His designs were practical because they were based on a sound understanding of the manufacturing techniques involved.
As well as new techniques for producing glass, new types of glass were developed in the 19th century. One of these was Clutha glass which was used by James Couper & Sons. This glass was bubbled and streaked throughout and was used for many of Dresser's designs. This signified a change of fashion, as, until the latter part of the 19th century, glassmakers spent time and effort trying to remove unwanted airbubbles. Now they were being left in so that the object had the appearance of ancient Roman glass.
Dresser based some of his shapes on Egyptian, Islamic and Roman models as well as creating original ones. He was interested in the colouring of glass but not in its ornamentation, preferring to concentrate on the beauty of form, which he considered was the outcome of designing an object with its function in mind. He did not like the popular fashion of engraving glass but his opinion made little difference to current production.
Along with the developments in ornamental glass, technical improvements in the manufacture of sheet glass, coupled with the abolition in 1851 of a tax on windows according to their size, led to houses having much larger windows than had previously been the case.
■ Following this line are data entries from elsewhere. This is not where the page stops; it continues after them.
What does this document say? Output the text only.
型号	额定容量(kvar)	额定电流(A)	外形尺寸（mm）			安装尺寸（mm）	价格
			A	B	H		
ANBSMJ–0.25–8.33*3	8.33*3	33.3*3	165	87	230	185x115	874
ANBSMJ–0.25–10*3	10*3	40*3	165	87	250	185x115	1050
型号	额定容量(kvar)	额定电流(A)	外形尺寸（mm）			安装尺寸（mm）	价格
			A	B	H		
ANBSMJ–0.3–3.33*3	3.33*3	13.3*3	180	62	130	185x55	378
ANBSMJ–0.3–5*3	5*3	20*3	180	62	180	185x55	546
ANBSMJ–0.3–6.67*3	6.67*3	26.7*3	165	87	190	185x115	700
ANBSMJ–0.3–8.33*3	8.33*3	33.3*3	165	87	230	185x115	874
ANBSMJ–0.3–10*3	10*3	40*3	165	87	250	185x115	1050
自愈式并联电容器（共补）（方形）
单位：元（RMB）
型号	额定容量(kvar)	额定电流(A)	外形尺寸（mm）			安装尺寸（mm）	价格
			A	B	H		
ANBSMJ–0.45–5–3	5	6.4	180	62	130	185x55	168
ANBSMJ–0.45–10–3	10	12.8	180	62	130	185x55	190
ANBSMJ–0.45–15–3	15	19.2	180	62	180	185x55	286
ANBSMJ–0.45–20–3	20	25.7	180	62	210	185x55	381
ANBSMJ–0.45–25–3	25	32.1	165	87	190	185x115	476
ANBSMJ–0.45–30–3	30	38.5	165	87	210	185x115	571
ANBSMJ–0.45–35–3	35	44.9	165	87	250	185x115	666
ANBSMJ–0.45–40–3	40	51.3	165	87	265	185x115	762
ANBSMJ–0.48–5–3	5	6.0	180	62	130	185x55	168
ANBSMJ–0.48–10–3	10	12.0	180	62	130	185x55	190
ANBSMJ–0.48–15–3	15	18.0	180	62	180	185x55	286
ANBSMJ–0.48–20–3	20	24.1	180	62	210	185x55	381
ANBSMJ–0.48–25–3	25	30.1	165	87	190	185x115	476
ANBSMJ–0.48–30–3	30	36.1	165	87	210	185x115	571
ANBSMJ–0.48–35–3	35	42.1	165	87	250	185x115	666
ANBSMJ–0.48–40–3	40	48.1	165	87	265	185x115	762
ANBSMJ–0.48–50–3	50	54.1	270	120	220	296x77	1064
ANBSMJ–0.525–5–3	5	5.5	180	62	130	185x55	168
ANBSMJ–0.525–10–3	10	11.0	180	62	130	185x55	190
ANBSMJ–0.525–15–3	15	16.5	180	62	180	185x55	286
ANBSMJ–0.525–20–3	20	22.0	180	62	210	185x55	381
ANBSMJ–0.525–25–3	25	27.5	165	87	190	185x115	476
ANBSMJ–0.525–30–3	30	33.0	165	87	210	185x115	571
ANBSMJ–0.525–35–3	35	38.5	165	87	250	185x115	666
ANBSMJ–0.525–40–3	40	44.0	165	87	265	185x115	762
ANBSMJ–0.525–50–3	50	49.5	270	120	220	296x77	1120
As a result of this, rooms were now flooded with light and visible to passers-by. This led not only to the development of lace curtains to cut down the glare and provide privacy but also to the use of stained-glass windows in rooms and on staircases with a view to the outside.
Dresser's approach to the design of stained glass windows differed from that of his contemporary William Morris whose work was mainly religious and figurative. It was Dresser's opinion that many stained glass windows were utterly spoiled through the window being treated as a picture, and not as a protection from the weather and as a source of light. He said, "If pictorially treated subjects are employed upon window glass, they should be treated very simply, and drawn in bold outline without shading, and the parts should be separated from each other by varying their colours". He advocated the use of subdued colours in designs with only very small inserts of bold ones.
An example of a house whose interior was totally decorated by Dresser is Bushloe House in Leicester, England. Not only did he choose the wallpaper and floor coverings, the furniture, some of which he designed, and other decorative objects, he also designed the skylight which was a feature of the house.